Although the workshop did not specifically address the rationale for performing newborn screening for Krabbe disease in light of the less than optimal results with transplant, the topic does deserve mention (P.K.D.). It seems to me that newborn screening for an inherited disease such as Krabbe disease serves several purposes. First, it allows early diagnosis of a condition that is often misdiagnosed for many months (reflux, cerebral palsy, etc.). Earlier diagnosis, even in the absence of transplant, would improve the quality of life of the infants by allowing the prompt delivery of appropriate palliative interventions and, for the families, a realistic understanding of their child's prognosis. Moreover, newborn screening allows the family to make rational decisions as to family planning. Too often, the diagnosis of Krabbe disease is not made until the second or even third child is born.

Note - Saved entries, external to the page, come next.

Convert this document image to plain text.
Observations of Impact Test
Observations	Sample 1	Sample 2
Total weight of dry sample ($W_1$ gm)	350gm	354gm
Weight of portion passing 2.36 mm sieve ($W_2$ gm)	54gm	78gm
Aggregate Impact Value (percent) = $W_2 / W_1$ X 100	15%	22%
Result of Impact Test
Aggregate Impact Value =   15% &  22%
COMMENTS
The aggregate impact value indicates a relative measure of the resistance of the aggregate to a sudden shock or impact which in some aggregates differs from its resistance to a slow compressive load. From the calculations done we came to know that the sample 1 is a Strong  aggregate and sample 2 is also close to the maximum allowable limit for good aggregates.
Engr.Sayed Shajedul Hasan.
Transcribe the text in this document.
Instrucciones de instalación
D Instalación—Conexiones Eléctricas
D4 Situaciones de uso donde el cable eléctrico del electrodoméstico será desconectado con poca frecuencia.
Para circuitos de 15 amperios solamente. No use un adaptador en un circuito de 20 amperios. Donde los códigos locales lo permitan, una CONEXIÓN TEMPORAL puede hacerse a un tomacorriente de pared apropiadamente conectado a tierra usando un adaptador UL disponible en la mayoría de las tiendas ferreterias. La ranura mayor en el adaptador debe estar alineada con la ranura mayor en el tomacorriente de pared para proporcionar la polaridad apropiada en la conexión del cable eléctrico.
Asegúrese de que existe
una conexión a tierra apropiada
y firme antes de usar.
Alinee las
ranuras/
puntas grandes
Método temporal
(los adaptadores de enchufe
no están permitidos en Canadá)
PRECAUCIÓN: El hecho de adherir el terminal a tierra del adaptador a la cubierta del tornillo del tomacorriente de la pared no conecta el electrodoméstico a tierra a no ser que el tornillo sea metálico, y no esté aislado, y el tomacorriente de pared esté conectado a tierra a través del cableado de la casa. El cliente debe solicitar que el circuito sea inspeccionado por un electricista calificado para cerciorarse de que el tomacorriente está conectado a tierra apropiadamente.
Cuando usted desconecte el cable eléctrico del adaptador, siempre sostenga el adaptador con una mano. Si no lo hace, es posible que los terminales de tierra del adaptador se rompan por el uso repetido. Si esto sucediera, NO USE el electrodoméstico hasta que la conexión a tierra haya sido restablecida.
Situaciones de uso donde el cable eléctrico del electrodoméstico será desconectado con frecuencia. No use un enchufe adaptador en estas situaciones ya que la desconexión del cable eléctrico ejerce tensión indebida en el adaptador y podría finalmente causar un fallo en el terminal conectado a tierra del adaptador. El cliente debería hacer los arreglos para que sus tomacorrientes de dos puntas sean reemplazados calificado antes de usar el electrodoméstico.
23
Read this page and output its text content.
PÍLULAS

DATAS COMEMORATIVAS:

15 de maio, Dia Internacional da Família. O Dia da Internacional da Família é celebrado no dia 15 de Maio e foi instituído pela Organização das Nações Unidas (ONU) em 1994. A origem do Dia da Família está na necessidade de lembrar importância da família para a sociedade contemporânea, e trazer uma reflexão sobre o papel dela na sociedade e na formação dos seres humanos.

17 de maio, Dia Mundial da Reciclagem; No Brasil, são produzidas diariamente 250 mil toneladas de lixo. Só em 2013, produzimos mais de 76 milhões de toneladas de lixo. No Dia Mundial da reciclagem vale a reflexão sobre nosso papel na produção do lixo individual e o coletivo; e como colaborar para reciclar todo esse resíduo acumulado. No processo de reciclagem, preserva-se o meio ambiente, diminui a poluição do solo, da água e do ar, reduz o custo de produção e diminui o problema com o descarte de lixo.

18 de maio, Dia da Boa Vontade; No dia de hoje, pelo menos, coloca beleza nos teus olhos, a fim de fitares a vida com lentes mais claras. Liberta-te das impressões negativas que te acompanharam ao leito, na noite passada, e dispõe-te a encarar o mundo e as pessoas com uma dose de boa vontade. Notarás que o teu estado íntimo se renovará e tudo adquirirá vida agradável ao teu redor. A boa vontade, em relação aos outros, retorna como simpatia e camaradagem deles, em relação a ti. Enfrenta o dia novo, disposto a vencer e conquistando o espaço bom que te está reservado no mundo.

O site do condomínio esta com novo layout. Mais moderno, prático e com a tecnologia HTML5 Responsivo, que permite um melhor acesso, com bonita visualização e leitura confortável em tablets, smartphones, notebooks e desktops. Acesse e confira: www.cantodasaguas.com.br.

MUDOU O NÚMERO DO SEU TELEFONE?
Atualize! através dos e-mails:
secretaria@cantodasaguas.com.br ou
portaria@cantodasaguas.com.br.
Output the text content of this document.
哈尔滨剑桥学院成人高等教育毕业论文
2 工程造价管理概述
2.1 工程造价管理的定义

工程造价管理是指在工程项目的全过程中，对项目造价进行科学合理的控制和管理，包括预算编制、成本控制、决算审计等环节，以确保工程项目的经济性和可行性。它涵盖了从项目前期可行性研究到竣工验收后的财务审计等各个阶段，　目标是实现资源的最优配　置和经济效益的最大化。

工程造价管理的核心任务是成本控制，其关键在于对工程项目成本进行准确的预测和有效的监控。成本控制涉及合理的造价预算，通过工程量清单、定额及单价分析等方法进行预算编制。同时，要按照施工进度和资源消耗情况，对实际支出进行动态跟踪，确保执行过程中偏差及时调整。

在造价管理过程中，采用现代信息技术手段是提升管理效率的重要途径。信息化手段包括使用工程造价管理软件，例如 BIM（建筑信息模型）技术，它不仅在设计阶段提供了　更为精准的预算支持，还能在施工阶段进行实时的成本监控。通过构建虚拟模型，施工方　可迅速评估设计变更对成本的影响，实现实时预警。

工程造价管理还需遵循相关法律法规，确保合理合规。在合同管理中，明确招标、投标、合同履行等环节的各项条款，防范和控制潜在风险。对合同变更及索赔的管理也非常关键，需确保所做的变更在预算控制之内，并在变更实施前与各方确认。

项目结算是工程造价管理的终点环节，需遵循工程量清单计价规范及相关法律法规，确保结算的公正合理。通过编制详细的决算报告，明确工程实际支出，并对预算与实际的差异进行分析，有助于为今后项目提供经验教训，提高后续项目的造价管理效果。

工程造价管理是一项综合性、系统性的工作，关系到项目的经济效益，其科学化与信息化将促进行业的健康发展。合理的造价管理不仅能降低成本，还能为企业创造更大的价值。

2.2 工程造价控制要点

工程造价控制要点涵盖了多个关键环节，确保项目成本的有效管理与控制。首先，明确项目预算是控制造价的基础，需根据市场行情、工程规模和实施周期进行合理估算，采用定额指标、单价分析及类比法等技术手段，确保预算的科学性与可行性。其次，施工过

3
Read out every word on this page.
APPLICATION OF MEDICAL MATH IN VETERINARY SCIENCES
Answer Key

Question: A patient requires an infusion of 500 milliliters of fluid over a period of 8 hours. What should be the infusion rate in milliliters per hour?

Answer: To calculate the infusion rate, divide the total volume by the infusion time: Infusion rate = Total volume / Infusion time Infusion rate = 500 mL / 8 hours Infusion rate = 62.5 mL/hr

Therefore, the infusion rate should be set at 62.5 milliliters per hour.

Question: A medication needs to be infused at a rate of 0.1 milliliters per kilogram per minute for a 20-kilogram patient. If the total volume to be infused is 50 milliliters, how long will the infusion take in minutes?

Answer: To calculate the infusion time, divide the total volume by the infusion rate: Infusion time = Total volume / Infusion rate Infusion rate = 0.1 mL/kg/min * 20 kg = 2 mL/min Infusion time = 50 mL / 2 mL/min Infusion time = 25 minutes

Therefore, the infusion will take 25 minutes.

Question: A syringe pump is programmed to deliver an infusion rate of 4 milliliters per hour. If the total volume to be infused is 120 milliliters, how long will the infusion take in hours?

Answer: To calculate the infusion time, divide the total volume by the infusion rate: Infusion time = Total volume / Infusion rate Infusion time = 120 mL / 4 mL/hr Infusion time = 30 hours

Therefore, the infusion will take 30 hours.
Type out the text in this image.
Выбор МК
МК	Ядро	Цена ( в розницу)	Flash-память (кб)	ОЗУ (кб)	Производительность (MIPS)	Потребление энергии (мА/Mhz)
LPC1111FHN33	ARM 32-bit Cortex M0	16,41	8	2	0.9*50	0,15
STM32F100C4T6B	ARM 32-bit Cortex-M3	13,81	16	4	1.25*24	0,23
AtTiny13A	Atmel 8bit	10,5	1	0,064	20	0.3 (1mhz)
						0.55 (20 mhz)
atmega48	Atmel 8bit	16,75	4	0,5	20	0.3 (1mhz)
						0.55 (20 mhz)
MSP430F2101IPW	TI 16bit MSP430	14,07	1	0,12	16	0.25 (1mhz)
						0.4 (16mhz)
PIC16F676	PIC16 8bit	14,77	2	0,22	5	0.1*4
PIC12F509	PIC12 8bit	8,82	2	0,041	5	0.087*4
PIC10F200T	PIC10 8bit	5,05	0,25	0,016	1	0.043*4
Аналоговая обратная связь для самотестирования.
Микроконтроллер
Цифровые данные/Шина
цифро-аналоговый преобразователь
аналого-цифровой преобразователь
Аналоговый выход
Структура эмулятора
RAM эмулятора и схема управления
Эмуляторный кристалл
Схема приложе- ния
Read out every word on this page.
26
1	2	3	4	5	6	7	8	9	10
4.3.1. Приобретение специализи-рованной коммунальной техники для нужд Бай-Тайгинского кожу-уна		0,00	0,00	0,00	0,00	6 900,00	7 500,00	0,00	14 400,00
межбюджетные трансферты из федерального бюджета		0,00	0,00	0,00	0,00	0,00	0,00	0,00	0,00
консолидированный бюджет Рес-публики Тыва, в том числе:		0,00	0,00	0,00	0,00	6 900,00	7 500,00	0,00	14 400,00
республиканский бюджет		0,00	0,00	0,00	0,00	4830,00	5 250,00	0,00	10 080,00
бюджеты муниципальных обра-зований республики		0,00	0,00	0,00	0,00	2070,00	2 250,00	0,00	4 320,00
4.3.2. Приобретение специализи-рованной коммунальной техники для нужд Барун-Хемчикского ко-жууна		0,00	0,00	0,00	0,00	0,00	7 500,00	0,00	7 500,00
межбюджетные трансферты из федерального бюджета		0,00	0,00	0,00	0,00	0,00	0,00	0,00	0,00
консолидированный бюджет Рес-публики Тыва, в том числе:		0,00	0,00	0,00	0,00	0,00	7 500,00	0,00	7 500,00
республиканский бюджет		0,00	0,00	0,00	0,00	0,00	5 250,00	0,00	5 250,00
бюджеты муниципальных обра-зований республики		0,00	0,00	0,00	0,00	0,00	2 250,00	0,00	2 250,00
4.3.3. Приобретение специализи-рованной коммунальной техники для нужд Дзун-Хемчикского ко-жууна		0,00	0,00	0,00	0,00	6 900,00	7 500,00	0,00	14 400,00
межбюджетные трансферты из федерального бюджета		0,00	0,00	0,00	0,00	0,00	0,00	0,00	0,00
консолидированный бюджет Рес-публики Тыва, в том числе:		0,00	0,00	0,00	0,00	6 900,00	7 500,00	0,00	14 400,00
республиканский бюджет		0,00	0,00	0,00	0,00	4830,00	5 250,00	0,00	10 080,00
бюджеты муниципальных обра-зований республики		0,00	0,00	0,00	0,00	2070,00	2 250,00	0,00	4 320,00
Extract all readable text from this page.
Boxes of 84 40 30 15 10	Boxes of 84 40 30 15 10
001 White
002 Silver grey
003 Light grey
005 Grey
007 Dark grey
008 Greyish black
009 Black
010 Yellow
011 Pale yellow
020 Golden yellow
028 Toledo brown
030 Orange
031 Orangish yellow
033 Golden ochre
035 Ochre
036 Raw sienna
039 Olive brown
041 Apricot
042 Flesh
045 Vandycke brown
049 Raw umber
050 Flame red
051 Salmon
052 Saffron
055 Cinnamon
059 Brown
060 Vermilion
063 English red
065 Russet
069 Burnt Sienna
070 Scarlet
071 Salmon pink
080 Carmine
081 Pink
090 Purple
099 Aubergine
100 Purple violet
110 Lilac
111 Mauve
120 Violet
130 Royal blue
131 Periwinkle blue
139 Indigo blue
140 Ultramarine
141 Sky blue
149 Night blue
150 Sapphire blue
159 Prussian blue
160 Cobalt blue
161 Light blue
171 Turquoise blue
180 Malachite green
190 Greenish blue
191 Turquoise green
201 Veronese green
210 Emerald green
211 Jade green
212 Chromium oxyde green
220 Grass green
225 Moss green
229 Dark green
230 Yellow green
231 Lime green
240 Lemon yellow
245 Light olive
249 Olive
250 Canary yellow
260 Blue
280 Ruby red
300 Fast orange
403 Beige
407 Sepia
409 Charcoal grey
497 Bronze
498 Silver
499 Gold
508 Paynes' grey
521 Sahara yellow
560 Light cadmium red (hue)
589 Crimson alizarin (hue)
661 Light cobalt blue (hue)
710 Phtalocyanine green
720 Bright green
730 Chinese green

Finally, the issue of transplant needs to be addressed. Even with the long-term neurologic deficits, the quality of life of many of these children is superior to that of those with the untreated early infantile phenotype. One reviewer stated, “One day these children will raise the terrible question to their physician, why did you transplant me to be in the state I am today?” This is an issue that child neurologists face with many devastating conditions including spina bifida, brain tumors, and the very aggressive treatment of neuromuscular disease when tracheostomies and ventilators become part of the child's future. In pediatrics, the child's parents must make the decision as to the degree of medical intervention their child will receive. At the same time, the doctors must provide as accurate a prognosis as possible, not only in terms of survival but also in terms of long-term quality of life. Some families, armed with this knowledge, will refuse transplant, whereas others will welcome it. For those latter families, there is the enduring hope that the extension of life provided by HCT may allow their child to be treated with additional, more effective therapies as they become available in the future.